Step 6: Wrap the rough edge of your fabric up and over the edge of your bangle and lay the finished end of the fabric, the part that was the end of the sleeve, over on top of that. Lining up your knit so that the pattern is aligned to itself, start using a simple whip stitch (see here) start sewing your edges together. This is the simplest and fastest stitch to the edges closed and since the knit will hide your thread, you can do this quickly without worrying too much about it looking perfectly straight every time.
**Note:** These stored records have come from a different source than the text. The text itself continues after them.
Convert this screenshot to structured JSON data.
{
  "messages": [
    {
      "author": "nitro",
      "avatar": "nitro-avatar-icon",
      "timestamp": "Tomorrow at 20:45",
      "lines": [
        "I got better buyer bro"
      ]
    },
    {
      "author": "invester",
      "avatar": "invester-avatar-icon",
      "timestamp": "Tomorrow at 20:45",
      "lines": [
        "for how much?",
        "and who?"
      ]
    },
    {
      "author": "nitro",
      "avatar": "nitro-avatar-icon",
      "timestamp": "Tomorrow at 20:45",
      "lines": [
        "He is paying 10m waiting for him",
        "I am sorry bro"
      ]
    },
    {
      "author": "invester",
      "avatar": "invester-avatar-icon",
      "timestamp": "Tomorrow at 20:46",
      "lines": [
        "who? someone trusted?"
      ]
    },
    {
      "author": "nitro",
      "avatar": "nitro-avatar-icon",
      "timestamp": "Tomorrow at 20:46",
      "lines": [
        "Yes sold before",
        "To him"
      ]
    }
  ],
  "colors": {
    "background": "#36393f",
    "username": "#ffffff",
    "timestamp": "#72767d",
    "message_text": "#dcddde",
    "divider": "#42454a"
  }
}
whip stitchStep 7: As you begin stitching your way around I found that if you wrap your raw edge up and over the edge of your bangle you can thread your needle through the bottom part before you thread it through the finished edge. Doing this will create something of a finished hem on the raw edge before attaching it to the finished edge. This will also prevent your knit from fraying and your thread potentially ripping through the cut edges of your fabric.  Step 8:  Continue with the whip stitch until you work your way completely around the bangle. To finish, tie a double knot as close to your hem as you can manage. Without cutting your thread, run your needle back into your fabric as close to the knot as possible and have the needle protrude somewhere farther down along your fabric.
Step 9: Pull your thread through and pull tight and cut your thread as close to your fabric as you can. When your taught thread releases, it’ll pull into the space between the fabric and your bangle and this way it won’t just be hanging out where it might either be visible or irritate your skin.
invisible knot Step 10: Rotate the now finished hem of your new knit bangle into the inside thus hiding your seam.
Step 11: Rock that new accessory!
Perfect for this cooler weather, you might consider making a couple of these and giving them away as inexpensive Christmas gifts!